Um mês depois, em 22 de setembro, a duas semanas das eleições, foi a vez de exibir um depoimento de Renata Campos, que também chorou ao lembrar do marido e pedir voto para Paulo Câmara. “Eu acho que ele aprendeu desde cedo porque ele começou desde muito novo a acompanhar Eduardo, do mesmo jeito que Eduardo acompanhou Arraes”, afirma a ex-primeira-dama, em um vídeo de quase três minutos e meio. O depoimento da ex-primeira-dama foi guardado como um trunfo para a reta final da disputa, quando os eleitores indecisos definem seus votos.
Renata Campos grava depoimento para o guia eleitoral de Paulo Câmara. Foto: reprodução/PSB
O candidato a governador contou, ainda, com a presença de Renata Campos e dos filhos em alguns dos comícios e caminhadas. O último guia eleitoral mostrou imagens da Frente Popular cantando Madeira do Rosarinho em um grande comício no Cais da Alfândega, no Bairro do Recife. Em um dado momento, a tela era dividida para exibir também cenas do último comício de Campos na campanha de 2006. A montagem de tom dramático terminava com Renata Campos segurando a bandeira de Pernambuco. O vídeo foi exibido no dia 1º de outubro, apenas 72 horas de o ex-secretário da Fazenda ser eleito governador.
“VAI SER MUITO DIFÍCIL governar sem estar com Eduardo ao lado”, confessou Paulo Câmara após o comício de encerramento da campanha, na Praça da Independência, no final da tarde do dia 2 de outubro. “Eu não tinha me preparado para governar Pernambuco sem ter Eduardo ao meu lado. E agora eu vou, mas vou fazer o que ele sempre queria que eu fizesse: substituísse ele. E fazer com que os compromissos do povo fossem honrados”, garantiu.

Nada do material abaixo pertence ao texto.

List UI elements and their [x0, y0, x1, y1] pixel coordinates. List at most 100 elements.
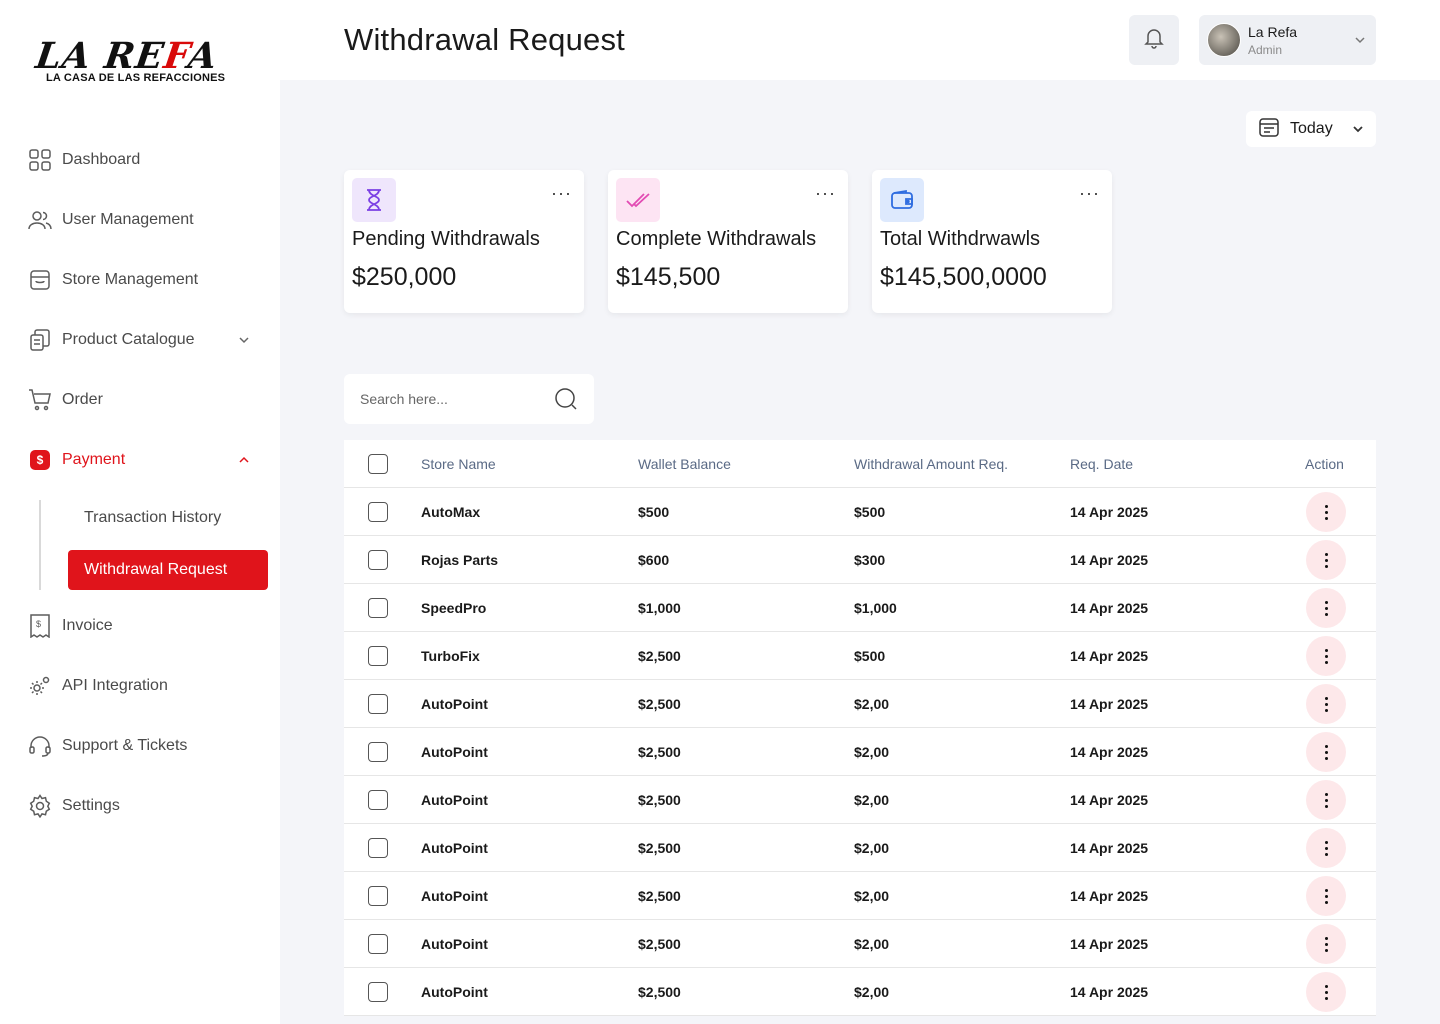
wallet-balance-cell: $2,500: [638, 840, 681, 856]
sidebar-item-product-catalogue[interactable]: Product Catalogue: [28, 326, 256, 354]
catalogue-icon: [28, 328, 52, 352]
row-action-button[interactable]: [1306, 684, 1346, 724]
card-value: $145,500: [616, 263, 721, 291]
sidebar-item-payment[interactable]: $ Payment: [28, 446, 256, 474]
chevron-down-icon: [238, 333, 250, 351]
row-checkbox[interactable]: [368, 646, 388, 666]
sidebar-item-dashboard[interactable]: Dashboard: [28, 146, 256, 174]
row-checkbox[interactable]: [368, 982, 388, 1002]
request-date-cell: 14 Apr 2025: [1070, 936, 1149, 952]
grid-icon: [28, 148, 52, 172]
notifications-button[interactable]: [1129, 15, 1179, 65]
store-name-cell: TurboFix: [421, 648, 480, 664]
sidebar-item-store-management[interactable]: Store Management: [28, 266, 256, 294]
wallet-balance-cell: $2,500: [638, 744, 681, 760]
row-checkbox[interactable]: [368, 934, 388, 954]
kebab-menu-icon: [1324, 744, 1328, 760]
store-name-cell: AutoPoint: [421, 840, 488, 856]
chevron-up-icon: [238, 453, 250, 471]
card-title: Pending Withdrawals: [352, 228, 540, 250]
logo-wordmark: LA REFA: [33, 35, 221, 77]
calendar-icon: [1258, 116, 1280, 143]
sidebar-item-support-tickets[interactable]: Support & Tickets: [28, 732, 256, 760]
row-action-button[interactable]: [1306, 828, 1346, 868]
column-header-action: Action: [1305, 456, 1344, 472]
kebab-menu-icon: [1324, 888, 1328, 904]
store-icon: [28, 268, 52, 292]
card-value: $145,500,0000: [880, 263, 1047, 291]
row-checkbox[interactable]: [368, 502, 388, 522]
row-action-button[interactable]: [1306, 732, 1346, 772]
headset-icon: [28, 734, 52, 758]
row-checkbox[interactable]: [368, 598, 388, 618]
submenu-guide-line: [39, 500, 41, 590]
store-name-cell: AutoPoint: [421, 888, 488, 904]
date-filter-label: Today: [1290, 120, 1333, 137]
row-action-button[interactable]: [1306, 924, 1346, 964]
wallet-balance-cell: $2,500: [638, 792, 681, 808]
request-date-cell: 14 Apr 2025: [1070, 984, 1149, 1000]
withdrawal-amount-cell: $2,00: [854, 888, 890, 904]
search-input[interactable]: [344, 374, 544, 424]
select-all-checkbox[interactable]: [368, 454, 388, 474]
row-checkbox[interactable]: [368, 742, 388, 762]
page-title: Withdrawal Request: [344, 22, 625, 57]
sidebar-item-user-management[interactable]: User Management: [28, 206, 256, 234]
sidebar-item-label: Invoice: [62, 617, 113, 634]
withdrawal-amount-cell: $2,00: [854, 696, 890, 712]
kebab-menu-icon: [1324, 552, 1328, 568]
more-options-button[interactable]: ···: [1079, 184, 1100, 202]
more-options-button[interactable]: ···: [815, 184, 836, 202]
store-name-cell: AutoPoint: [421, 936, 488, 952]
request-date-cell: 14 Apr 2025: [1070, 504, 1149, 520]
withdrawal-amount-cell: $500: [854, 504, 886, 520]
sidebar-subitem-withdrawal-request[interactable]: Withdrawal Request: [68, 550, 268, 590]
sidebar-item-label: Store Management: [62, 271, 199, 288]
kebab-menu-icon: [1324, 792, 1328, 808]
wallet-icon: [880, 178, 924, 222]
row-checkbox[interactable]: [368, 694, 388, 714]
wallet-balance-cell: $2,500: [638, 936, 681, 952]
row-action-button[interactable]: [1306, 876, 1346, 916]
date-filter-dropdown[interactable]: Today: [1246, 111, 1376, 147]
row-action-button[interactable]: [1306, 780, 1346, 820]
row-action-button[interactable]: [1306, 540, 1346, 580]
withdrawal-table: Store Name Wallet Balance Withdrawal Amo…: [344, 440, 1376, 1016]
sidebar-item-invoice[interactable]: $ Invoice: [28, 612, 256, 640]
sidebar-item-settings[interactable]: Settings: [28, 792, 256, 820]
kebab-menu-icon: [1324, 936, 1328, 952]
sidebar-item-label: User Management: [62, 211, 194, 228]
row-action-button[interactable]: [1306, 588, 1346, 628]
user-menu[interactable]: La Refa Admin: [1199, 15, 1376, 65]
row-action-button[interactable]: [1306, 492, 1346, 532]
kebab-menu-icon: [1324, 984, 1328, 1000]
row-checkbox[interactable]: [368, 790, 388, 810]
table-row: Rojas Parts $600 $300 14 Apr 2025: [344, 536, 1376, 584]
table-row: AutoPoint $2,500 $2,00 14 Apr 2025: [344, 968, 1376, 1016]
table-row: AutoPoint $2,500 $2,00 14 Apr 2025: [344, 872, 1376, 920]
row-checkbox[interactable]: [368, 838, 388, 858]
request-date-cell: 14 Apr 2025: [1070, 840, 1149, 856]
search-icon[interactable]: [554, 387, 578, 416]
kebab-menu-icon: [1324, 504, 1328, 520]
wallet-balance-cell: $2,500: [638, 984, 681, 1000]
row-checkbox[interactable]: [368, 886, 388, 906]
kebab-menu-icon: [1324, 600, 1328, 616]
sidebar-item-label: Dashboard: [62, 151, 141, 168]
request-date-cell: 14 Apr 2025: [1070, 696, 1149, 712]
sidebar-subitem-transaction-history[interactable]: Transaction History: [84, 509, 221, 527]
row-action-button[interactable]: [1306, 636, 1346, 676]
row-checkbox[interactable]: [368, 550, 388, 570]
sidebar-item-label: API Integration: [62, 677, 168, 694]
sidebar-item-order[interactable]: Order: [28, 386, 256, 414]
stat-card-pending: ··· Pending Withdrawals $250,000: [344, 170, 584, 313]
sidebar-item-api-integration[interactable]: API Integration: [28, 672, 256, 700]
column-header-date: Req. Date: [1070, 456, 1134, 472]
request-date-cell: 14 Apr 2025: [1070, 600, 1149, 616]
column-header-amount: Withdrawal Amount Req.: [854, 456, 1009, 472]
user-name: La Refa: [1248, 24, 1298, 40]
more-options-button[interactable]: ···: [551, 184, 572, 202]
row-action-button[interactable]: [1306, 972, 1346, 1012]
brand-logo[interactable]: LA REFA LA CASA DE LAS REFACCIONES: [33, 35, 240, 90]
stat-card-total: ··· Total Withdrwawls $145,500,0000: [872, 170, 1112, 313]
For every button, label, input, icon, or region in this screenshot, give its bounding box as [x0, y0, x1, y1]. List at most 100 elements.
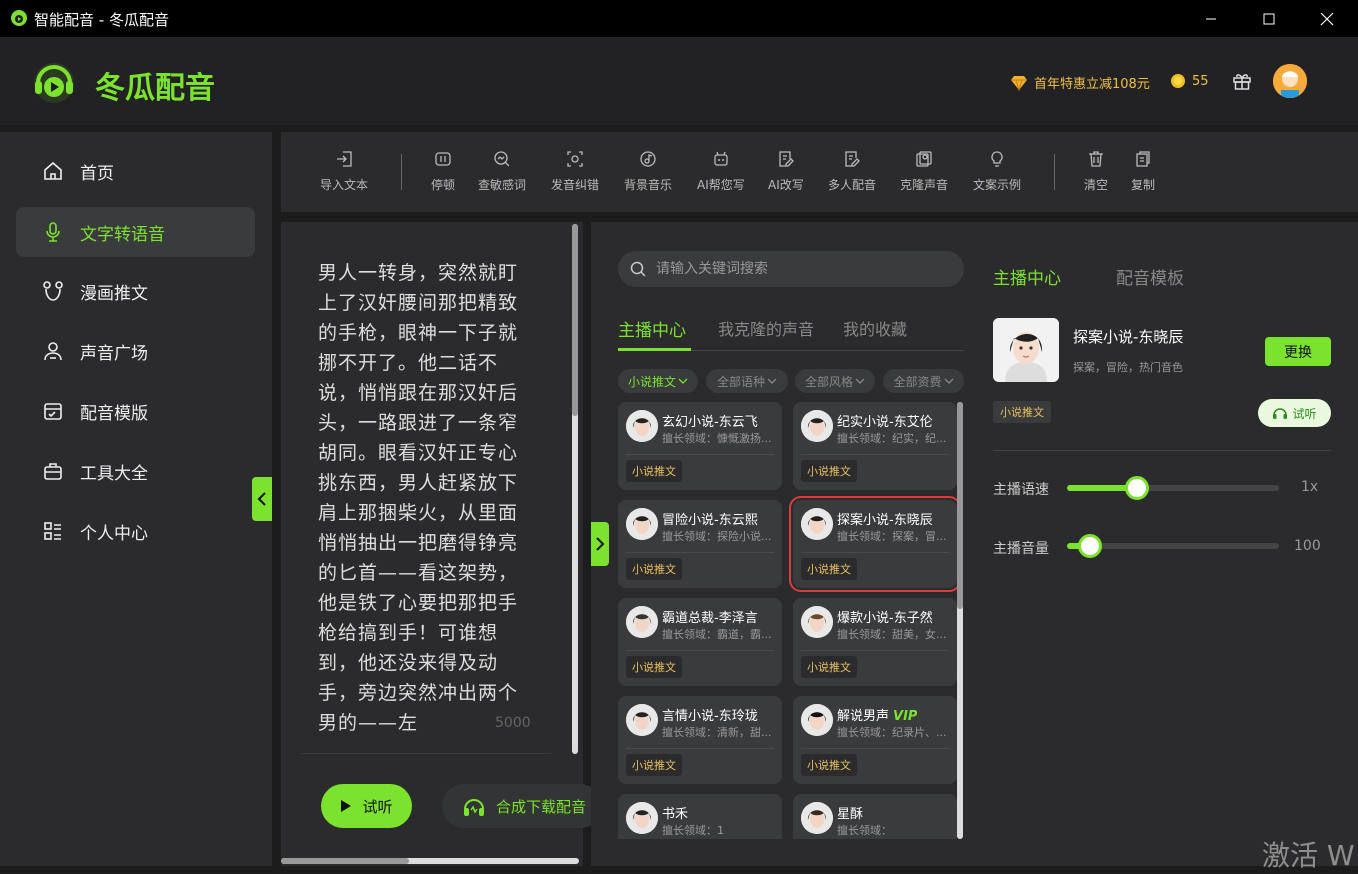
- tab-my-cloned-voices[interactable]: 我克隆的声音: [718, 316, 814, 340]
- chevron-down-icon: [944, 377, 954, 385]
- voice-name: 星酥: [837, 803, 867, 822]
- try-listen-label: 试听: [1292, 406, 1317, 421]
- voice-card[interactable]: 探案小说-东晓辰 擅长领域：探案，冒... 小说推文: [789, 496, 957, 592]
- filter-language[interactable]: 全部语种: [706, 369, 788, 393]
- voice-description: 擅长领域：: [837, 824, 892, 837]
- voice-tag: 小说推文: [801, 754, 857, 776]
- sidebar-item-comic[interactable]: 漫画推文: [16, 266, 255, 316]
- tab-anchor-center-right[interactable]: 主播中心: [993, 264, 1061, 289]
- text-editor[interactable]: 男人一转身，突然就盯上了汉奸腰间那把精致的手枪，眼神一下子就挪不开了。他二话不说…: [318, 258, 533, 752]
- volume-label: 主播音量: [993, 541, 1049, 557]
- copy-example-button[interactable]: 文案示例: [973, 150, 1021, 193]
- ai-write-button[interactable]: AI帮您写: [697, 150, 745, 193]
- pronunciation-button[interactable]: 发音纠错: [551, 150, 599, 193]
- clear-button[interactable]: 清空: [1084, 150, 1108, 193]
- sidebar-item-profile[interactable]: 个人中心: [16, 506, 255, 556]
- toolbox-icon: [42, 460, 64, 482]
- sidebar-item-voice-square[interactable]: 声音广场: [16, 326, 255, 376]
- voice-name-text: 星酥: [837, 807, 864, 822]
- sidebar-item-home[interactable]: 首页: [16, 146, 255, 196]
- anchor-description: 探案，冒险，热门音色: [1073, 361, 1183, 374]
- voice-card[interactable]: 解说男声 VIP 擅长领域：纪录片、... 小说推文: [793, 696, 957, 784]
- volume-value: 100: [1294, 538, 1321, 554]
- voice-name-text: 霸道总裁-李泽言: [662, 611, 758, 626]
- tab-active-indicator: [618, 348, 691, 351]
- expand-editor-button[interactable]: [591, 522, 609, 566]
- volume-slider-handle[interactable]: [1078, 534, 1102, 558]
- voice-list-scrollbar-thumb[interactable]: [957, 402, 963, 609]
- voice-name-text: 书禾: [662, 807, 689, 822]
- sidebar-item-tools[interactable]: 工具大全: [16, 446, 255, 496]
- search-box[interactable]: [618, 251, 964, 287]
- settings-divider: [993, 450, 1331, 451]
- editor-scrollbar-thumb[interactable]: [572, 224, 578, 416]
- synthesize-download-button[interactable]: 合成下载配音: [442, 784, 602, 828]
- change-anchor-button[interactable]: 更换: [1265, 337, 1331, 366]
- toolbar: 导入文本 停顿 查敏感词 发音纠错 背景音乐 AI帮您写 AI改写 多人配音 克…: [281, 132, 1358, 212]
- activation-watermark: 激活 W: [1262, 839, 1355, 872]
- import-text-button[interactable]: 导入文本: [320, 150, 368, 193]
- app-header: 冬瓜配音 首年特惠立减108元 55: [0, 37, 1358, 125]
- copy-button[interactable]: 复制: [1131, 150, 1155, 193]
- voice-card[interactable]: 爆款小说-东子然 擅长领域：甜美，女... 小说推文: [793, 598, 957, 686]
- preview-button[interactable]: 试听: [321, 784, 412, 828]
- headphones-icon: [1272, 406, 1288, 420]
- copy-icon: [1134, 150, 1152, 168]
- brand-name: 冬瓜配音: [95, 71, 215, 106]
- coin-balance[interactable]: 55: [1170, 73, 1209, 89]
- filter-style[interactable]: 全部风格: [795, 369, 875, 393]
- voice-card[interactable]: 言情小说-东玲珑 擅长领域：清新，甜... 小说推文: [618, 696, 782, 784]
- sidebar-item-label: 声音广场: [80, 343, 148, 364]
- sidebar-item-label: 漫画推文: [80, 283, 148, 304]
- sidebar-item-templates[interactable]: 配音模版: [16, 386, 255, 436]
- voice-card[interactable]: 书禾 擅长领域：1: [618, 794, 782, 839]
- tab-anchor-center[interactable]: 主播中心: [618, 316, 686, 341]
- voice-name-text: 冒险小说-东云熙: [662, 513, 758, 528]
- maximize-button[interactable]: [1240, 0, 1298, 37]
- collapse-sidebar-button[interactable]: [252, 477, 272, 521]
- speed-slider-handle[interactable]: [1125, 476, 1149, 500]
- voice-card[interactable]: 冒险小说-东云熙 擅长领域：探险小说... 小说推文: [618, 500, 782, 588]
- promo-link[interactable]: 首年特惠立减108元: [1010, 73, 1150, 92]
- promo-text: 首年特惠立减108元: [1034, 77, 1150, 92]
- multi-voice-button[interactable]: 多人配音: [828, 150, 876, 193]
- chevron-down-icon: [767, 377, 777, 385]
- voice-avatar: [626, 704, 658, 736]
- sidebar-item-text-to-speech[interactable]: 文字转语音: [16, 207, 255, 257]
- tab-my-favorites[interactable]: 我的收藏: [843, 316, 907, 340]
- try-listen-button[interactable]: 试听: [1258, 399, 1331, 427]
- search-input[interactable]: [656, 261, 936, 277]
- filter-label: 全部语种: [716, 374, 765, 389]
- filter-category[interactable]: 小说推文: [618, 369, 698, 393]
- clone-voice-button[interactable]: 克隆声音: [900, 150, 948, 193]
- voice-tag: 小说推文: [626, 656, 682, 678]
- pause-button[interactable]: 停顿: [431, 150, 455, 193]
- close-button[interactable]: [1298, 0, 1356, 37]
- app-icon: [10, 9, 28, 27]
- download-label: 合成下载配音: [496, 797, 587, 816]
- voice-description: 擅长领域：探险小说...: [662, 530, 772, 543]
- voice-card-list: 玄幻小说-东云飞 擅长领域：慷慨激扬... 小说推文 纪实小说-东艾伦 擅长领域：纪实，…: [618, 402, 957, 839]
- tab-voice-templates[interactable]: 配音模板: [1116, 264, 1184, 289]
- sensitive-words-button[interactable]: 查敏感词: [478, 150, 526, 193]
- voice-avatar: [626, 802, 658, 834]
- voice-card[interactable]: 霸道总裁-李泽言 擅长领域：霸道，霸... 小说推文: [618, 598, 782, 686]
- bulb-icon: [988, 150, 1006, 168]
- card-divider: [626, 454, 774, 455]
- voice-avatar: [801, 802, 833, 834]
- ai-rewrite-button[interactable]: AI改写: [768, 150, 804, 193]
- voice-card[interactable]: 星酥擅长领域：: [793, 794, 957, 839]
- voice-card[interactable]: 纪实小说-东艾伦 擅长领域：纪实，纪... 小说推文: [793, 402, 957, 490]
- gift-icon[interactable]: [1232, 71, 1252, 91]
- template-icon: [42, 400, 64, 422]
- filter-pricing[interactable]: 全部资费: [883, 369, 964, 393]
- avatar[interactable]: [1273, 64, 1307, 98]
- tool-label: 克隆声音: [900, 178, 949, 192]
- editor-horizontal-scrollbar-thumb[interactable]: [281, 858, 409, 864]
- voice-card[interactable]: 玄幻小说-东云飞 擅长领域：慷慨激扬... 小说推文: [618, 402, 782, 490]
- music-icon: [639, 150, 657, 168]
- minimize-button[interactable]: [1182, 0, 1240, 37]
- home-icon: [42, 160, 64, 182]
- background-music-button[interactable]: 背景音乐: [624, 150, 672, 193]
- tool-label: 导入文本: [320, 178, 369, 192]
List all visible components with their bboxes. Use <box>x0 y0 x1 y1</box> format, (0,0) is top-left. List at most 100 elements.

Três dias depois, o ex-secretário foi eleito para comandar Pernambuco, com mais de 3 milhões dos votos, ou 68,08% do eleitorado. “Hoje é dia de agradecer a Deus e a todo povo de Pernambuco por essa expressiva vitória”, afirmou Câmara no auditório do Recife Mar Hotel, em Boa Viagem. Sete meses antes, no mesmo espaço, sob um forte calor e a presença de diversos prefeitos e deputados, ele havia sido apresentado oficialmente por Campos como candidato ao Governo de Pernambuco. Num gesto de retribuição, entrou no local acompanhado por Renata Campos.
Momentos depois, todos se reuniam com a militância no Marco Zero, numa comemoração catártica, banhada a chuvas e lágrimas, onde Eduardo Campos foi lembrado a cada discurso. O mais emocionado deles foi o do filho, João Campos. “Não foi fácil segurar a onda até aqui”, admitiu o jovem, antes de cair no choro. “Estou aqui no lugar do meu pai, que hoje, a esta hora, estaria comemorando sua vitória à presidência”, disse.
O jovem foi consolado pela mãe, Renata, que naquele momento, passada a batalha eleitoral, se revestiu de uma aura quase mística diante dos fiéis eleitores do marido. Ainda em estado de êxtase, militantes do PSB se aglomeravam diante do palanque para tocar os pés da ex-primeira-dama, como se faz popularmente com a imagem sacra de Nossa Senhora, mãe de Jesus, ao se invocar um milagre.